Perchlorate, an environmental contaminant, is known to disturb the hypothalamus–pituitary–thyroid (HPT) axis by blocking iodide accumulation in the thyroid. Iodide deficiency can lead to hypothyroidism and goiter in rats. The objective of the study was to characterize the pharmacokinetics of perchlorate in male Sprague–Dawley rats relative to inhibition of thyroidal radiolabeled iodide uptake and onset of up-regulation of the HPT axis. Radiolabeled perchlorate (3.3 mg/kg 36ClO − 4) was excreted in urine (99.5% over a 48-h period). 36ClO − 4 is rapidly distributed into tissues with preferential sequestration into skin, gastrointestinal tract (GT), and thyroid. Calculated half-lives of 36ClO − 4 from the skin, thyroid, plasma, GT, and GT contents were 32.0, 7.6, 7.3, 10.0, and 8.6 h, respectively. Perchlorate was very effective at inhibiting thyroidal uptake of radiolabeled iodide ( 125I −). In animals iv dosed with perchlorate followed by an iv challenge of 125I −, thyroidal 125I − uptake was diminished by 11, 29, 55, and 82% at 11 h postdosing in the 0.01, 0.1, 1.0, and 3.0 mg/kg perchlorate dose groups, respectively.

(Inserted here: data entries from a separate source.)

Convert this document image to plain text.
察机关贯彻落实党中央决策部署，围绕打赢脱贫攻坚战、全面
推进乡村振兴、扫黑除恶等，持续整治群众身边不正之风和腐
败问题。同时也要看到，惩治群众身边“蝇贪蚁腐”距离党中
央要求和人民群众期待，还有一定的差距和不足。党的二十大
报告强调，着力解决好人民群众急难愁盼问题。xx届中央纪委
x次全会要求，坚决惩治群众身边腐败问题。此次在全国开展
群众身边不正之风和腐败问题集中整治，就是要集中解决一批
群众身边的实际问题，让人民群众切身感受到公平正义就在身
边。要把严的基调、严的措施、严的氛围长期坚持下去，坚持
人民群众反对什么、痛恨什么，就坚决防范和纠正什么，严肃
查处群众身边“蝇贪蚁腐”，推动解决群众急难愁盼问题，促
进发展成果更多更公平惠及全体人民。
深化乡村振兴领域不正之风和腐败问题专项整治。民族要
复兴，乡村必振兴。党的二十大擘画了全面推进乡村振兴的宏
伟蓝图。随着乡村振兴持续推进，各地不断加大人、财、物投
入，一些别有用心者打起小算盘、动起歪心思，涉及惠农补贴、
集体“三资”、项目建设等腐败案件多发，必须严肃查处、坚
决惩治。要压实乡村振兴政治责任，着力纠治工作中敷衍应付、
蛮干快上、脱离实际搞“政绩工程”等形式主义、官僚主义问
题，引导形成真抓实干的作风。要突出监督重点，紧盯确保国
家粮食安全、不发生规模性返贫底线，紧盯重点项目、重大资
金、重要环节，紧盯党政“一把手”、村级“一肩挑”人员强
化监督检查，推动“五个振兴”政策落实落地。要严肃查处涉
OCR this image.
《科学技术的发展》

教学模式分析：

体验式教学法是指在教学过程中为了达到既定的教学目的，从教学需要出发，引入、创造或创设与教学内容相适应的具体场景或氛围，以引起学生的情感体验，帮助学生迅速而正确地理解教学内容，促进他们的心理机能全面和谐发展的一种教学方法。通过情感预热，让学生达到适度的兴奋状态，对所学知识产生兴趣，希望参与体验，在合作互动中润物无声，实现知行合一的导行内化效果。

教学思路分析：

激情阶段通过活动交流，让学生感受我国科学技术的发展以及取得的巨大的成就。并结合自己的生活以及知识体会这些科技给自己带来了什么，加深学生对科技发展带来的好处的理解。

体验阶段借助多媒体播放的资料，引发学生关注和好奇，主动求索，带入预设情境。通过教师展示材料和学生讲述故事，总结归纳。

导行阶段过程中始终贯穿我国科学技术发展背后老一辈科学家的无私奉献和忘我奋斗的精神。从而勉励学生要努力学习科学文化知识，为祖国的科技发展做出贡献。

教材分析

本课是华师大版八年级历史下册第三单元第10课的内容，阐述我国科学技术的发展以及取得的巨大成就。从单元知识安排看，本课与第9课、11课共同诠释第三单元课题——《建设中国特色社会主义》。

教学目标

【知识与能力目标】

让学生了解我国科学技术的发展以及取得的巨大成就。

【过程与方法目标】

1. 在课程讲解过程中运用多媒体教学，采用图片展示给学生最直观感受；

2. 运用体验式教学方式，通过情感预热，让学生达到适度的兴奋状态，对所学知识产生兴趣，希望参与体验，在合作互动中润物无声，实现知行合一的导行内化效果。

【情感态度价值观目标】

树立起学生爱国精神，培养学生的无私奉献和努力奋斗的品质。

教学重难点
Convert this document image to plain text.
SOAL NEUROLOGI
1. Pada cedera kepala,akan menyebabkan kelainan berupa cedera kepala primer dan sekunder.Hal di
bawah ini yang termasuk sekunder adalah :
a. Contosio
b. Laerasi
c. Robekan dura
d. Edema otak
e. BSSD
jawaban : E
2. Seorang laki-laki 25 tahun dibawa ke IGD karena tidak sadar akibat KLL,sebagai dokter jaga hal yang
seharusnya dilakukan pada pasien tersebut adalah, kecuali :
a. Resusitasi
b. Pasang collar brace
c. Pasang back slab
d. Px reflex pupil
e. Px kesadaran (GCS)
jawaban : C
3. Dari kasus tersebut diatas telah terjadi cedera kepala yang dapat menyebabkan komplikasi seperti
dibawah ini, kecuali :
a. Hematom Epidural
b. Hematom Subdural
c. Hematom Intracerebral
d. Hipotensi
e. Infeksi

In perchlorate drinking water studies, dose-dependent inhibition in thyroidal uptake of 125I − initially occurred with corresponding increases in serum thyroid-stimulating hormone (TSH) levels and decreases in thyroid hormone levels. TSH stimulated recovery from the initial perchlorate blocking effects was evident during 14 days of treatment in the 1.0 and 3.0 mg/kg per day treatment groups. However, recovery of serum thyroid hormones at these doses was much slower despite evidence for iodide sufficiency in the thyroid. These results suggest that the typical homeostatic mechanisms of the thyroid may respond differently at high doses of perchlorate used in this rat study (above 1 mg/kg per day) or perchlorate may be acting on the HPT axis by mechanisms other than thyroidal 125I − uptake inhibition.